Reason #3 – Prudent portfolio re-balancing rules are giving sell signal
Asset allocation is the tool behind the simple science of diversification, and means the way that investors divide their funds across different asset classes such as bonds, stocks, cash and real estate. Portfolio ‘rebalancing’ is the act of taking a hacksaw to your portfolio and making a series of trades in order to re-adjust the different class such that your strategy (e.g. 40% bonds, 50 stocks, 5% commodities, 5% real estate) still holds.
Any investor that has held gold for the past 5 years will have seen its value multiply within their portfolio, meaning that gold would now represent a much larger chunk than they originally planned.

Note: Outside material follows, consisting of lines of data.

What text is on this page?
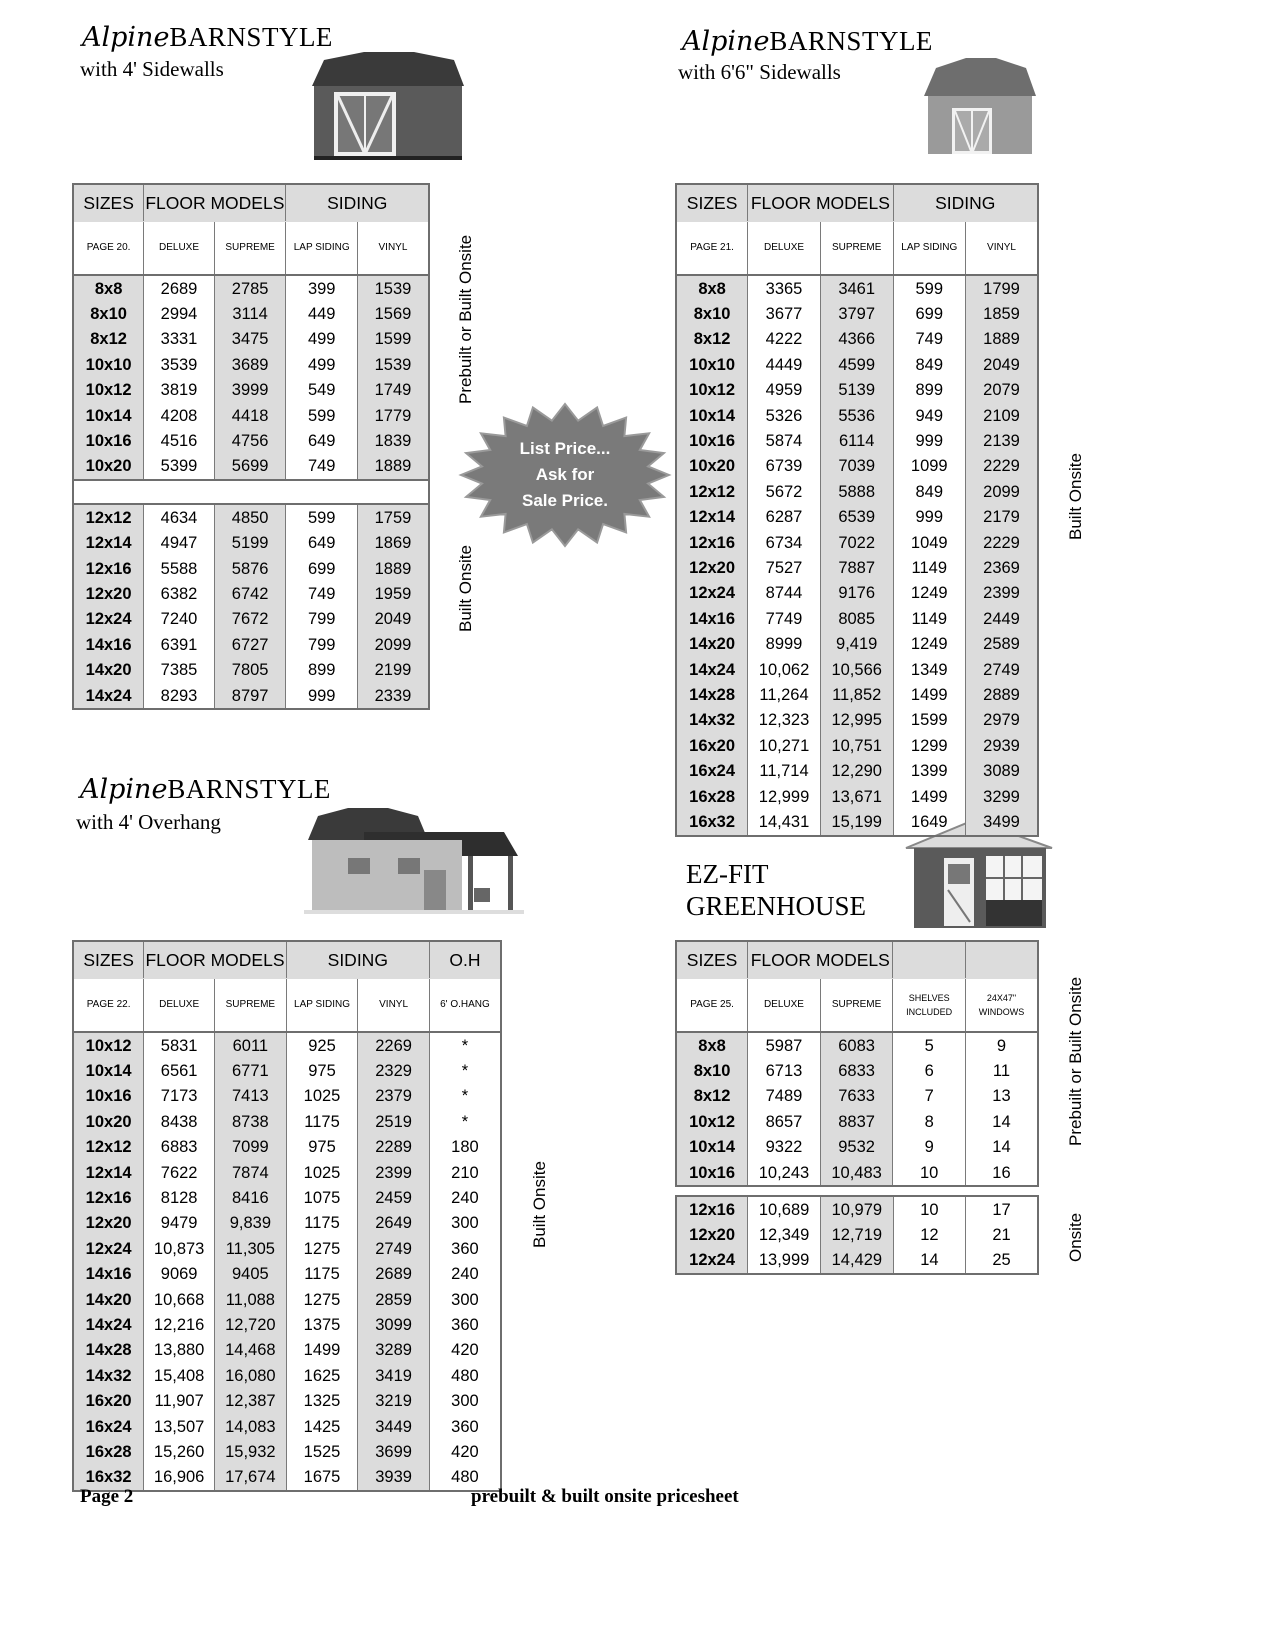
AlpineBARNSTYLE
with 4' Sidewalls
AlpineBARNSTYLE
with 6'6" Sidewalls
AlpineBARNSTYLE
with 4' Overhang
EZ-FIT
GREENHOUSE
SIZES	FLOOR MODELS		SIDING	
PAGE 20.	DELUXE	SUPREME	LAP SIDING	VINYL
8x8	2689	2785	399	1539
8x10	2994	3114	449	1569
8x12	3331	3475	499	1599
10x10	3539	3689	499	1539
10x12	3819	3999	549	1749
10x14	4208	4418	599	1779
10x16	4516	4756	649	1839
10x20	5399	5699	749	1889

12x12	4634	4850	599	1759
12x14	4947	5199	649	1869
12x16	5588	5876	699	1889
12x20	6382	6742	749	1959
12x24	7240	7672	799	2049
14x16	6391	6727	799	2099
14x20	7385	7805	899	2199
14x24	8293	8797	999	2339
Prebuilt or Built Onsite
Built Onsite
List Price...
Ask for
Sale Price.
SIZES	FLOOR MODELS		SIDING	
PAGE 21.	DELUXE	SUPREME	LAP SIDING	VINYL
8x8	3365	3461	599	1799
8x10	3677	3797	699	1859
8x12	4222	4366	749	1889
10x10	4449	4599	849	2049
10x12	4959	5139	899	2079
10x14	5326	5536	949	2109
10x16	5874	6114	999	2139
10x20	6739	7039	1099	2229
12x12	5672	5888	849	2099
12x14	6287	6539	999	2179
12x16	6734	7022	1049	2229
12x20	7527	7887	1149	2369
12x24	8744	9176	1249	2399
14x16	7749	8085	1149	2449
14x20	8999	9,419	1249	2589
14x24	10,062	10,566	1349	2749
14x28	11,264	11,852	1499	2889
14x32	12,323	12,995	1599	2979
16x20	10,271	10,751	1299	2939
16x24	11,714	12,290	1399	3089
16x28	12,999	13,671	1499	3299
16x32	14,431	15,199	1649	3499
Built Onsite
SIZES	FLOOR MODELS		SIDING		O.H
PAGE 22.	DELUXE	SUPREME	LAP SIDING	VINYL	6' O.HANG
10x12	5831	6011	925	2269	*
10x14	6561	6771	975	2329	*
10x16	7173	7413	1025	2379	*
10x20	8438	8738	1175	2519	*
12x12	6883	7099	975	2289	180
12x14	7622	7874	1025	2399	210
12x16	8128	8416	1075	2459	240
12x20	9479	9,839	1175	2649	300
12x24	10,873	11,305	1275	2749	360
14x16	9069	9405	1175	2689	240
14x20	10,668	11,088	1275	2859	300
14x24	12,216	12,720	1375	3099	360
14x28	13,880	14,468	1499	3289	420
14x32	15,408	16,080	1625	3419	480
16x20	11,907	12,387	1325	3219	300
16x24	13,507	14,083	1425	3449	360
16x28	15,260	15,932	1525	3699	420
16x32	16,906	17,674	1675	3939	480
Built Onsite
SIZES	FLOOR MODELS			
PAGE 25.	DELUXE	SUPREME	SHELVES
INCLUDED	24X47"
WINDOWS
8x8	5987	6083	5	9
8x10	6713	6833	6	11
8x12	7489	7633	7	13
10x12	8657	8837	8	14
10x14	9322	9532	9	14
10x16	10,243	10,483	10	16
12x16	10,689	10,979	10	17
12x20	12,349	12,719	12	21
12x24	13,999	14,429	14	25
Prebuilt or Built Onsite
Onsite
Page 2	prebuilt & built onsite pricesheet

Sensible and prudent investment strategy would dictate that these investors should sell their gold and buy other asset classes to re-balance the percentages and bring risk back down to where it is desired. Re-balancing has worked so effectively over the past century because it naturally instructs investors to sell assets when they are valued fairly highly, and buy other assets which are priced lower. So if the prudent long term investor is currently selling a big chunk of their gold holdings, does it really sound like an ideal time to buy?
Reason #4 – The smart money is leaving gold
As reported by BullionVault, the number of professional investors (traders, investment banks) holding a ‘short’ position i.e. betting against the price of gold, has increased substantially. The author ties this to a similar build up of such contracts in October 2009 which occurred before a $183 fall in the gold price. It is common knowledge that professional investors generate superior returns (before fees) over armchair investors, due to their informational advantages and execution speed. When the tone of professional investors begins to silently swing in the opposite direction, everyone should begin to feel nervous.
Notably, George Soros, the investor who infamously ‘broke the Bank of England’ on Black Wednesday, has recently shelved most of the gold holdings under his management, eliminating 99% of his holdings in the famous physical gold etf, ‘SPDR Gold Shares’. Soros does not have a perfect investing record, but his headstrong calls in the past have earned him a fearsome reputation, and it may do us well to take head that he has publicly called the top of the gold market.